SFU’s official policy is that you must submit all major assignments in order to pass the course, regardless of your calculated grade: all four essays, at least half the grammar quizzes, and at least half the face-to-face classes.
All essays will receive letter grades, not percentages. This course does not use percentages, nor does the University. The only time I will employ the percentage conversion (below) is for your grammar quizzes.
Essay Grades and Comments
I mark essays on a seven-category matrix. You receive a grade in each category (A, B, C, D, or F), and the average of all seven is your grade for the essay. The categories are as follows:
- Logic (Log): thesis, reasoning, avoiding fallacies
- Evidence (Evi): clearly defined premises, appropriate quoting/citing
- Structure (Str): opening/closing paragraphs (thesis/conclusion, overview/review), body paragraphs (topic sentences, quotation/explanation, transition)
- Language (Lan): clarity, concision, readability
- Grammar (Gra): parallelism, subject/verb agreement, verb tenses, singular/plural/gender agreement, third-person/second-person, etc.
- Format (For): adherence to MLA formatting, including citation (parenthetical and bibliographical)
- Total Impression (Imp): cleverness, originality, complexity, depth
When you receive your essay, there will be comments on the side of the page, corrections in the sentences, and a table with grades in each category. It will look like this:
NB: There will be no summary statement on your paper unless I feel one is necessary. The notes in the margins are my comments.
All essays are due at the beginning of class, after which the essay is “late.” Late essays take a -1 penalty per day, including the day on which they were due (e.g., an “A” becomes an “A-“, a “C-” becomes a “D,” etc). That’s the equivalent of 5% a day, or a full letter grade every three days.
All essays require a Works Cited page. Any essay that doesn’t have one is considered “late” until such time as you get that page to me.
I accept all essays by email (firstname.lastname@example.org), and I return them by email. Send a text file in one of the following formats:
- .odt (OpenOffice/LibreOffice)
- .doc or .docx (MS Word)
- .RTF (Rich Text Format)
- .pages (Apple)
Do not send a PDF. I cannot mark a PDF.
Pro Tip: To properly format your essay, watch this video and follow every step. (NB: This video is for MLA 7, but the formatting of the page is the same. And yes, the host is pretty goofy, but he knows what he’s talking about!)
You get one (1) free extension. You can invoke it right up until the moment the assignment is due—you can come to me just before class and say “I would like to take the extension,” for example—and it moves the due date one week, to 12pm the next Wednesday. I do need the request by email, as well, so that there’s a written record. The extension applies to the rough draft’s due date as well. If you need another extension, then you must provide documentation of an injury/illness or personal emergency.
The function of education is to expose students to new knowledge and skills. The function of assignments and tests is to see if the students have absorbed that knowledge or those skills. Therefore, using other people’s work and pretending it’s your own is the exact opposite of learning.

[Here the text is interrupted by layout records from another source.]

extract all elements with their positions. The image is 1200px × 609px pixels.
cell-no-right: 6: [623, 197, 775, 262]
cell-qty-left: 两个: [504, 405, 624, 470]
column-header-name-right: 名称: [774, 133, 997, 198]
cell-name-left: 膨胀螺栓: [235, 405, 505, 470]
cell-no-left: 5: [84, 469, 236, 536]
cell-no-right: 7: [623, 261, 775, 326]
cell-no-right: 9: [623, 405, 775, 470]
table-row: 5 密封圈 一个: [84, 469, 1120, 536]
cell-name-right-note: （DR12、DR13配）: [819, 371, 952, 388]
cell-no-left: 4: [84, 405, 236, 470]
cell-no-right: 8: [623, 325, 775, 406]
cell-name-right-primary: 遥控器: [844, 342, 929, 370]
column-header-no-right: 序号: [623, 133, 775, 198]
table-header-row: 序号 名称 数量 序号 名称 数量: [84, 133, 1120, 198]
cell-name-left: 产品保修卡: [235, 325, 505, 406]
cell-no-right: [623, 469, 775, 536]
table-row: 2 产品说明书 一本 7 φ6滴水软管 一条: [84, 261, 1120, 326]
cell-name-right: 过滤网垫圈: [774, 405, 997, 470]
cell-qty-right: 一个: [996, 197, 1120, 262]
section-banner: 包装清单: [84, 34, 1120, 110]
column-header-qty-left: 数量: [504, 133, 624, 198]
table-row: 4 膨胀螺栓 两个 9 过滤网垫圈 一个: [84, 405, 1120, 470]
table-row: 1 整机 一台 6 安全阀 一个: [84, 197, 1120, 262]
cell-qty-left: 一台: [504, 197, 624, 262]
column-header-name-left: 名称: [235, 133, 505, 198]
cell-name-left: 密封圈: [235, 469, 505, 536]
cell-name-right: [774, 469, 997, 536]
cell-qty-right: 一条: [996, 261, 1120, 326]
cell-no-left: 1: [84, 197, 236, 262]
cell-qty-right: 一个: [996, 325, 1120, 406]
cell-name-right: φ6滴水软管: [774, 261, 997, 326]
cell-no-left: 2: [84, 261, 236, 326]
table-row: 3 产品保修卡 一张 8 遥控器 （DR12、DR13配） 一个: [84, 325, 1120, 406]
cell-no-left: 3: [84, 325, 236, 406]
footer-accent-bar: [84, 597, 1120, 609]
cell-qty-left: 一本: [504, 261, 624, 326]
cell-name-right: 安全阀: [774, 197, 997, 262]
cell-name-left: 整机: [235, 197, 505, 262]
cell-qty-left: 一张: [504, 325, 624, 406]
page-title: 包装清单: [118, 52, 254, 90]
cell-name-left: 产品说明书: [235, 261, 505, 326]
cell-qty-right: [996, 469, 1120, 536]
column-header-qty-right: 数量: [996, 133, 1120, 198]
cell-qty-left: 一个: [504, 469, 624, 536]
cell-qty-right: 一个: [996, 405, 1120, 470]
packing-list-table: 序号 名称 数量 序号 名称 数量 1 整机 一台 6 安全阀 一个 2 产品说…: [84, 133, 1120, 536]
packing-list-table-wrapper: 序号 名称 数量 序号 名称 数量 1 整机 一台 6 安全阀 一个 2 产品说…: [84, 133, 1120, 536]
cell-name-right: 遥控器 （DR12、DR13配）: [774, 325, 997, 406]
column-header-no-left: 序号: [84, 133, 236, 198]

It maintains your ignorance, and ignorance is the enemy of education.
Academic dishonesty includes all of the following activities:
- Cheating: giving and/or receiving unauthorized assistance in any exercise or examination
- Plagiarism: representing the words or ideas of others as if they were your own
- Falsification: inventing or falsifying information, citation, or data in any exercise
- Multiple Submission: submitting substantial portions of any academic exercise more than once for credit without the prior approval of the instructor
- Complicity: facilitating any of the above actions or doing anther student’s work
- Interference: hampering other students from performing their assignments
The consequences of academic dishonesty include, but are no limited to, failing the assignment, failing the course, and expulsion from the University. The exact consequences depend on the severity of the offence and whether the student has committed multiple acts of academic dishonesty.
Attendance and Lateness
You are ultimately free to choose to miss a class, but I do take attendance to help determine your Participation mark, so I don’t encourage it. If you miss a class, it is your responsibility to get notes from a classmate; do not ask me to summarize a three-hour class for you in five minutes, and never ask me “if” we did anything important; we always did something important.
If you’re late for a class, just enter the room as quietly and respectfully as you can. If you’re consistently late, then take responsibility! Figure out what’s making you late and stop that.
When you send me an email, remember that I’m an English professor, so use full sentences and proper spelling. Also, start with a greeting (e.g., “Hello, Orion.”) to make me feel like a person. Remember, also, that your subject line is essentially the title of the email, so use it to describe what the message is about (e.g., “Eng 199: Essay #3, citations”). Finally, do not respond to an old message with a new question and retain the old subject line; it’s lazy and confusing.
The only way we can have useful discussions in class is if we’re respectful towards each other. That means that we do not interrupt and talk over people, we phrase criticism constructively, and we refrain from all bigoted remarks (racist, sexist, transphobic, homophobic, classist, xenophobic/Islamaphobic, ablist, etc; you know what I’m referring to). We will discuss all of these issues in class, but we will do so respectfully.